Regulus gathers that the finale of Dumbledore's speech warrants the end of the ‘welcome back to hell’ morning ritual and the beginning of goodbyes and farewells to parents who accompanied their sons. Regulus goodbye to his parents goes something along the lines of this; absolutely zero words from is father, just a harsh judgmental stare and his mother muttering only a few words. “Don’t dishonour the family name.’ And then they’re gone.

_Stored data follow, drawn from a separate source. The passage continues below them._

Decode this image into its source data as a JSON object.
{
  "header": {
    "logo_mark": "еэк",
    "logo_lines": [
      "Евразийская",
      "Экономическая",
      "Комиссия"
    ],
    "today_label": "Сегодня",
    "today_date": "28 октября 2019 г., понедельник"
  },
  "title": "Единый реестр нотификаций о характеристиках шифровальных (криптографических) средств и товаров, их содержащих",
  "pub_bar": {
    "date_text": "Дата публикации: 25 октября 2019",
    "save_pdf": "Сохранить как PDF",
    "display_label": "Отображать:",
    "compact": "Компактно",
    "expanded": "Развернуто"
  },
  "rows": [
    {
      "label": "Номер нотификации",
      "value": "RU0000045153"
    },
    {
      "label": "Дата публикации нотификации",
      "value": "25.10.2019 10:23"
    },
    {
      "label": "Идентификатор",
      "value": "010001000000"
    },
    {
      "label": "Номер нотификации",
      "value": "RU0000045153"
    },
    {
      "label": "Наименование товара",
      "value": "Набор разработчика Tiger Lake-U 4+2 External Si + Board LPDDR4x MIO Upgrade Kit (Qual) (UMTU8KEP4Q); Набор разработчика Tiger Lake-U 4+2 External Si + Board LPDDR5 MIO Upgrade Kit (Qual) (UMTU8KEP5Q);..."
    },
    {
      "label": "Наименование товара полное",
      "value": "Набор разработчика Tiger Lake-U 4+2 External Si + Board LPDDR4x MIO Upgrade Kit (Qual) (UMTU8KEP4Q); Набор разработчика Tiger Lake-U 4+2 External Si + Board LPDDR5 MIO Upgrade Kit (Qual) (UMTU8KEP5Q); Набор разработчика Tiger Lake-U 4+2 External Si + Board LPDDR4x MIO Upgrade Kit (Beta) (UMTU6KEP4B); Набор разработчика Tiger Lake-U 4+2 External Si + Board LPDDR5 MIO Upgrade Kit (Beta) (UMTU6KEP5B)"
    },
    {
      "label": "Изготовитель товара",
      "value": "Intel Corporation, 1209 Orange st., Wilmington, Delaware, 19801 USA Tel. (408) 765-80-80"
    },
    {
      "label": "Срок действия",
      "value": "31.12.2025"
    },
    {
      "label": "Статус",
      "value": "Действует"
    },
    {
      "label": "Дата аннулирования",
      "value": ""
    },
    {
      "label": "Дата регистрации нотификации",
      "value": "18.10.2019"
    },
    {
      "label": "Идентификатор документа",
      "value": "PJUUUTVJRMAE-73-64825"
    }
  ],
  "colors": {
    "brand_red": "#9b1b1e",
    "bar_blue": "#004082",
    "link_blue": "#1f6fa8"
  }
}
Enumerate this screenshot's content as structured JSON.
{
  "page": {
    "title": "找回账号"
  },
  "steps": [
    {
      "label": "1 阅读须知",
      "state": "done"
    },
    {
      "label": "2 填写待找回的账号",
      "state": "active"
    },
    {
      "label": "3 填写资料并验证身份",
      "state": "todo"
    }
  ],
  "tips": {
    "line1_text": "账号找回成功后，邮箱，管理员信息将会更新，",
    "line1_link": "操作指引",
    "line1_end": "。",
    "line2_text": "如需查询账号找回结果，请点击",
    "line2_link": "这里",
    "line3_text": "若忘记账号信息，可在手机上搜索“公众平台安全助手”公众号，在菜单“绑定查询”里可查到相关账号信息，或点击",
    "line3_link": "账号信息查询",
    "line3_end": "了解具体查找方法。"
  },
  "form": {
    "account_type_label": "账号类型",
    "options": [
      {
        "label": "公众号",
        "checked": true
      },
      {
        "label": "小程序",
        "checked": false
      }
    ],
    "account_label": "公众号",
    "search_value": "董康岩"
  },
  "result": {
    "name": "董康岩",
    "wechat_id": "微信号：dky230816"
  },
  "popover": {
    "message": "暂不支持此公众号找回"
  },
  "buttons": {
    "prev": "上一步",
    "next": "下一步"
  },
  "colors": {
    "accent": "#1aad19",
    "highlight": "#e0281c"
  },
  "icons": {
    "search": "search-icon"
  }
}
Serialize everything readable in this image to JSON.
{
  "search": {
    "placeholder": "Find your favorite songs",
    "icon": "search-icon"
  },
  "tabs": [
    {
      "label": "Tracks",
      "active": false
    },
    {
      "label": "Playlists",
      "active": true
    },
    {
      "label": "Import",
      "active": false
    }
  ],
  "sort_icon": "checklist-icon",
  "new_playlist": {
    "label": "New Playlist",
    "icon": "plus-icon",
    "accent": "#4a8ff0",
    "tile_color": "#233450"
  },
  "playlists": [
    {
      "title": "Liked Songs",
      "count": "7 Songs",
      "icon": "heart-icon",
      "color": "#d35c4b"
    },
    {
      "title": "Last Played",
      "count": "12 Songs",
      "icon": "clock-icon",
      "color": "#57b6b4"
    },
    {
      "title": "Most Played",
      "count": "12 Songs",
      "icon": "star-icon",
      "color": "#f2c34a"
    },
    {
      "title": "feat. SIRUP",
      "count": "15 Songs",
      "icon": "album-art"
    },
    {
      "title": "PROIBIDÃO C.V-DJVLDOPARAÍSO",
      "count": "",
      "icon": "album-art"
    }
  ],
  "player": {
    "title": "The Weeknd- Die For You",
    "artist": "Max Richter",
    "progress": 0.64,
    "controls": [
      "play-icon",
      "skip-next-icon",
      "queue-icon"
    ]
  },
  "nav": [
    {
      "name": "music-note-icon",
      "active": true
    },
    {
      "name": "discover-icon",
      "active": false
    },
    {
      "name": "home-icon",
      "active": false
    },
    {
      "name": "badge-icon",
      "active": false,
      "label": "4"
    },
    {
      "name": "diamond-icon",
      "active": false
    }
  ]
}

Regulus finds himself searching for some familiarity, as anxiety and bile rises up his throat as the harsh reality that he is here now. And now he can’t leave. Unfortunately for him, the only familiarity in this place is his older brother. Once again, he looks for the long black locks. And once again he finds him. Sirius is busy hugging a woman who shares the same glasses as James, while James himself is hugging the older version of him. Regulus forces himself to look away, rather staring at his feet while the world continues to move around him. Is he scared? Yes. But he’s also angry. So angry. At what? He couldn’t pinpoint it even with a gun to his head. But he knows he is. He won’t speak a word about it though. But he’ll write about it for sure. Just as soon as the sun sets.